Dans sa préface, pour décrire l’ambiance de Ce qui vit la nuit, Lelo Jimmy Batista, journaliste à Libération, mentionne deux scènes étranges et crasseuses du film De beaux lendemains d’Atom Egoyan. On aurait plutôt choisi quelque chose de franchement undergound -pas un snuff movie quand même, mais peut-être bien une production Troma Entertainment, avec les monstres radioactifs atroces, mais sans l’humour.
“C’est juste qu’on meurt tout le temps”
Ce sont les jeunes et irrévérencieuses éditions Le Gospel qui ont déniché ce livre étonnant, premier roman de l’Américaine Grace Krilanovich. à sa partution en 2010 aux USA, ce fut un choc. Mary Harron, la réalisatrice d’American Psycho, a acquis les droits d’adaptation. C’est vrai qu’il y a de quoi faire, avec nos ados-hobos-junkies-vampires: “Notre espèce ne meurt jamais de rien, c’est juste qu’on meurt tout le temps”, assure la jeune adolescente -son nom n’est jamais mentionné, promis-juré!
Le plus marquant, des aires d’autoroutes aux matelas nauséabonds sur lesquels la jeune héroïne se réveille presque à chaque fois aux côtés d’un nouvel être répugnant, c’est cette atmosphère délétère: “Ici, tout est recouvert d’une couche pâteuse gris-marron comme la mousse au pied d’un arbre pourri” et la ville “sent le papier mouillé”. Grace Krilanovich expérimente et cut-uppe à outrance.
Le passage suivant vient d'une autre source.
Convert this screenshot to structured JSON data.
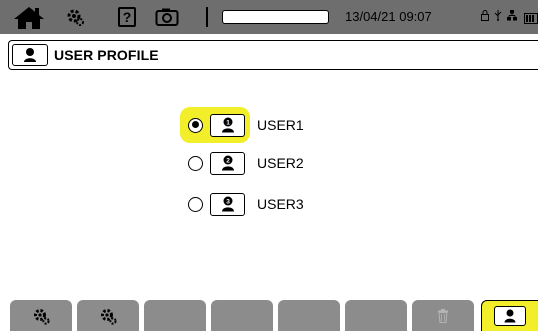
{
  "status_bar": {
    "icons": [
      "home-icon",
      "settings-icon",
      "help-icon",
      "camera-icon"
    ],
    "help_glyph": "?",
    "recording_progress": 0.0,
    "datetime": "13/04/21 09:07",
    "status_icons": [
      "lock-icon",
      "usb-icon",
      "network-icon",
      "battery-icon"
    ]
  },
  "title_bar": {
    "icon": "user-icon",
    "title": "USER PROFILE"
  },
  "users": [
    {
      "label": "USER1",
      "selected": true,
      "icon": "user-icon"
    },
    {
      "label": "USER2",
      "selected": false,
      "icon": "user-icon"
    },
    {
      "label": "USER3",
      "selected": false,
      "icon": "user-icon"
    }
  ],
  "bottom_tabs": [
    {
      "icon": "settings-icon",
      "active": false
    },
    {
      "icon": "settings-icon",
      "active": false
    },
    {
      "icon": "",
      "active": false
    },
    {
      "icon": "",
      "active": false
    },
    {
      "icon": "",
      "active": false
    },
    {
      "icon": "",
      "active": false
    },
    {
      "icon": "trash-icon",
      "active": false
    },
    {
      "icon": "user-icon",
      "active": true
    }
  ],
  "colors": {
    "status_bar_bg": "#6e6e6e",
    "highlight": "#f3ee2a",
    "tab_bg": "#8c8c8c"
  }
}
Il faut bien ça pour exposer de manière optimale les états d’âme de son héroïne tourmentée et douée, par-dessus le marché, de perception extrasensorielle… Certains y verront un manifeste féministe déviant; d’autres, plus simplement, un long poème halluciné, scandé comme une prière hypnotique diablement obsédante.
Qu’ils sucent véritablement du sang, ou qu’ils ne le fassent que métaphoriquement, on s’accordera avec Lelo Jimmy Batista sur ce point-là: Ce qui vit la nuit pourrait bien devenir notre roman de vampires favori à nous aussi.
De Grace Krilanovich, éditions Le Gospel, traduit de l’anglais (États-Unis) par Janique Jouin-de Laurens, 240 pages.